Die Wahrheit: Verwehungen dritten Grades
Schwabinger Krawall: Es ist eine Riesenverschwendung, dass die teuren Sportgeräte seit Jahren ungenützt den Keller blockieren. Also auf in die Berge!
K ein Mensch, sagt Onkel Rainer, könne garantieren, dass man in Zukunft überhaupt noch Ski fahren könne, und es sei eine Riesenverschwendung, dass die teuren Sportgeräte seit Jahren ungenützt den Keller blockieren. Der Kevin ist begeistert, vor allem als sich herausstellt, dass bei seinen Skiern die Stahlkanten komplett verrostet sind, weshalb neue her müssen, bei denen aufgrund der Eile das Geld keine Rolle spielt.
Man übersteht den ersten Stau am Irschenberg und Onkel Rainers Gegrummel, so gehe es, wenn der Bub sein Zeug im Keller verrotten lasse, statt sich darum zu kümmern. Dass er danach einen Fahrstil anschlägt, der sie an ein Formel-1-Rennen erinnere, bemerkt die Mama bloß so nebenher. Dass dem Fritzi davon schlecht wird und er an der Raststätte nach dem Kotzen sofort in den Kiosk eilt, um sein Zeugnisgeld in bunte Süßigkeiten umzusetzen, wird ebenso stoisch hingenommen wie der zweite Stau, der in einem dermaßen heftigen Schneetreiben stattfindet, dass die Mama leise Zweifel äußert, ob Ski fahren bei diesem Wetter überhaupt erlaubt sei. Wenn erst die Sonne wieder hervorbreche, werde sie schon sehen, sagt Onkel Rainer.

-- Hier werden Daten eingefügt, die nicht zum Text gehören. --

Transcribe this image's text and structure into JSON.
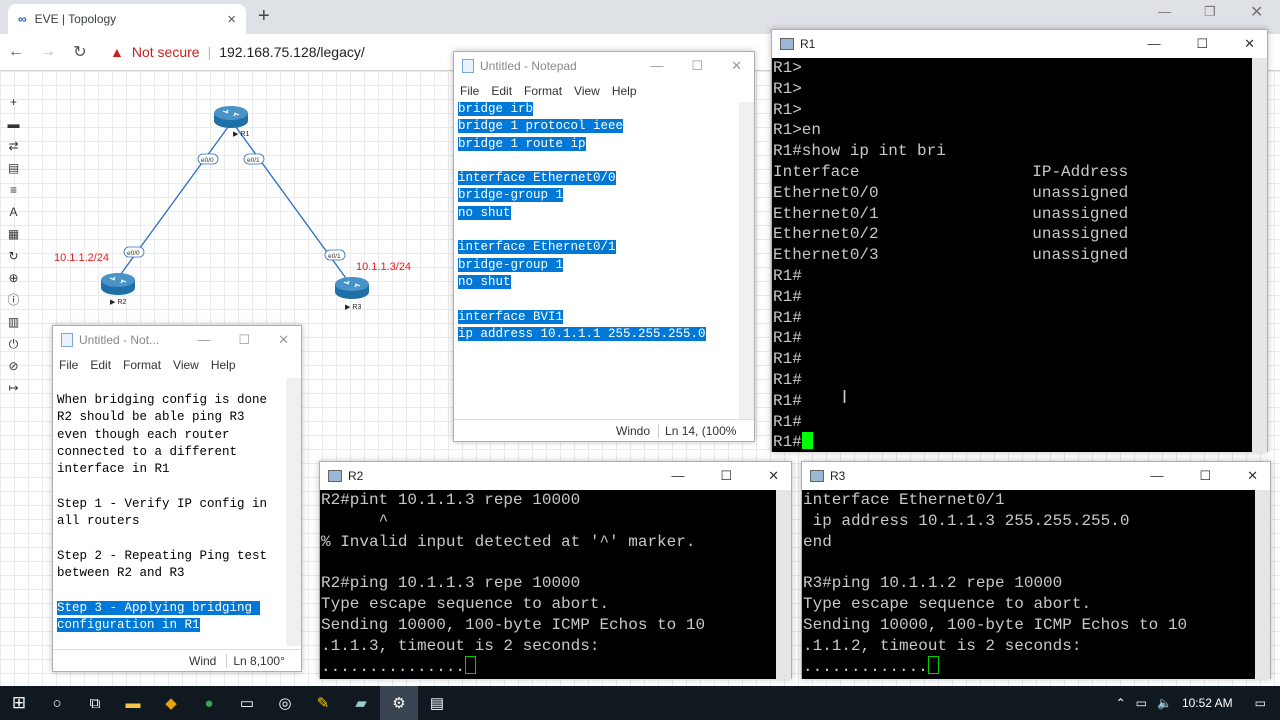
{
  "browser": {
    "tab_title": "EVE | Topology",
    "security_label": "Not secure",
    "url": "192.168.75.128/legacy/"
  },
  "topology": {
    "routers": [
      {
        "name": "R1"
      },
      {
        "name": "R2"
      },
      {
        "name": "R3"
      }
    ],
    "ports": {
      "r1_left": "e0/0",
      "r1_right": "e0/1",
      "r2": "e0/0",
      "r3": "e0/1"
    },
    "ip_r2": "10.1.1.2/24",
    "ip_r3": "10.1.1.3/24",
    "colors": {
      "link": "#2a6ebb",
      "ip_label": "#e02020",
      "router": "#1f6fa8"
    }
  },
  "notepad_small": {
    "title": "Untitled - Not...",
    "menu": [
      "File",
      "Edit",
      "Format",
      "View",
      "Help"
    ],
    "lines": [
      "When bridging config is done",
      "R2 should be able ping R3",
      "even though each router",
      "connected to a different",
      "interface in R1",
      "",
      "Step 1 - Verify IP config in",
      "all routers",
      "",
      "Step 2 - Repeating Ping test",
      "between R2 and R3",
      ""
    ],
    "selected_lines": [
      "Step 3 - Applying bridging ",
      "configuration in R1"
    ],
    "status": {
      "enc": "Wind",
      "pos": "Ln 8, ",
      "zoom": "100°"
    }
  },
  "notepad_big": {
    "title": "Untitled - Notepad",
    "menu": [
      "File",
      "Edit",
      "Format",
      "View",
      "Help"
    ],
    "lines": [
      "bridge irb",
      "bridge 1 protocol ieee",
      "bridge 1 route ip",
      "",
      "interface Ethernet0/0",
      "bridge-group 1",
      "no shut",
      "",
      "interface Ethernet0/1",
      "bridge-group 1",
      "no shut",
      "",
      "interface BVI1",
      "ip address 10.1.1.1 255.255.255.0"
    ],
    "status": {
      "enc": "Windo",
      "pos": "Ln 14, (",
      "zoom": "100%"
    }
  },
  "r1": {
    "title": "R1",
    "lines": [
      "R1>",
      "R1>",
      "R1>",
      "R1>en",
      "R1#show ip int bri",
      "Interface                  IP-Address",
      "Ethernet0/0                unassigned",
      "Ethernet0/1                unassigned",
      "Ethernet0/2                unassigned",
      "Ethernet0/3                unassigned",
      "R1#",
      "R1#",
      "R1#",
      "R1#",
      "R1#",
      "R1#",
      "R1#",
      "R1#"
    ],
    "prompt": "R1#"
  },
  "r2": {
    "title": "R2",
    "lines": [
      "R2#pint 10.1.1.3 repe 10000",
      "      ^",
      "% Invalid input detected at '^' marker.",
      "",
      "R2#ping 10.1.1.3 repe 10000",
      "Type escape sequence to abort.",
      "Sending 10000, 100-byte ICMP Echos to 10",
      ".1.1.3, timeout is 2 seconds:"
    ],
    "prompt": "..............."
  },
  "r3": {
    "title": "R3",
    "lines": [
      "interface Ethernet0/1",
      " ip address 10.1.1.3 255.255.255.0",
      "end",
      "",
      "R3#ping 10.1.1.2 repe 10000",
      "Type escape sequence to abort.",
      "Sending 10000, 100-byte ICMP Echos to 10",
      ".1.1.2, timeout is 2 seconds:"
    ],
    "prompt": "............."
  },
  "taskbar": {
    "time": "10:52 AM"
  }
}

Weil die Sonne aber doch nicht hervorbricht, beschließt Onkel Rainer, den avisierten Lift, zu dem es noch etliche Kilometer wären, Lift sein zu lassen und sich mit dem nächstbesten zu begnügen. Der ist außer Betrieb – „Bei dem Wetter? Sind Sie narrisch?“, sagt der Betreiber. Onkel Rainer möge, wenn er unbedingt wolle, gerne weiterfahren, allerdings bloß mit Schneeketten, die er bei ihm erwerben könne. Der nächste Lift ist im massiven Schneesturm gleich gar nicht zu sehen, also findet Onkel Rainer, man könne auch eine Berghütte aufsuchen, er habe sowieso Hunger. Leider ist die erste Hütte geschlossen, in der zweiten sind (wegen der Witterung unterbrochene) Renovierungsarbeiten im Gange, die dritte feiert ihren Ruhetag, und in der vierten gibt es lediglich einen kalten Leberkäse ohne Ei, den Onkel Rainer auf keinen Fall verzehren mag, weil er davon Magenkrebs bekomme.
Ein Abstecher auf diverse Bundesstraßen führt durch diverse Dörfer, in deren Gaststätten die Mittagskarte schon nicht mehr gilt, die Abendkarte hingegen noch nicht. Schließlich kommt die Weiterfahrt an der bereits bekannten Autobahnraststätte wegen heftigen Regengüssen und nachfolgendem Blitzeis vollends zum Erliegen. Da Onkel Rainers Hunger sich mittlerweile akustisch bemerkbar macht, erklärt er sich finsteren Gesichts mit einer Portion Pommes einverstanden. Das gewünschte Bier indes verbietet ihm die Mama wegen der schwierigen Straßenverhältnisse. Es dämmert, als sich die Reisegruppe, der nun ein Hagelschauer waagerecht entgegenkommt, endlich den Münchner Autobahnkreuzen nähert, und als man zu Hause angelangt ist, sind die „Tagesthemen“ vorbei. Onkel Rainer erfährt in seiner Stammkneipe, man habe schon geschlossen, weil so schlechtes Wetter sei, dass kein Mensch eine Wirtschaft aufsuche. Da ist er ausnahmsweise und völlig unfreiwillig sprachlos.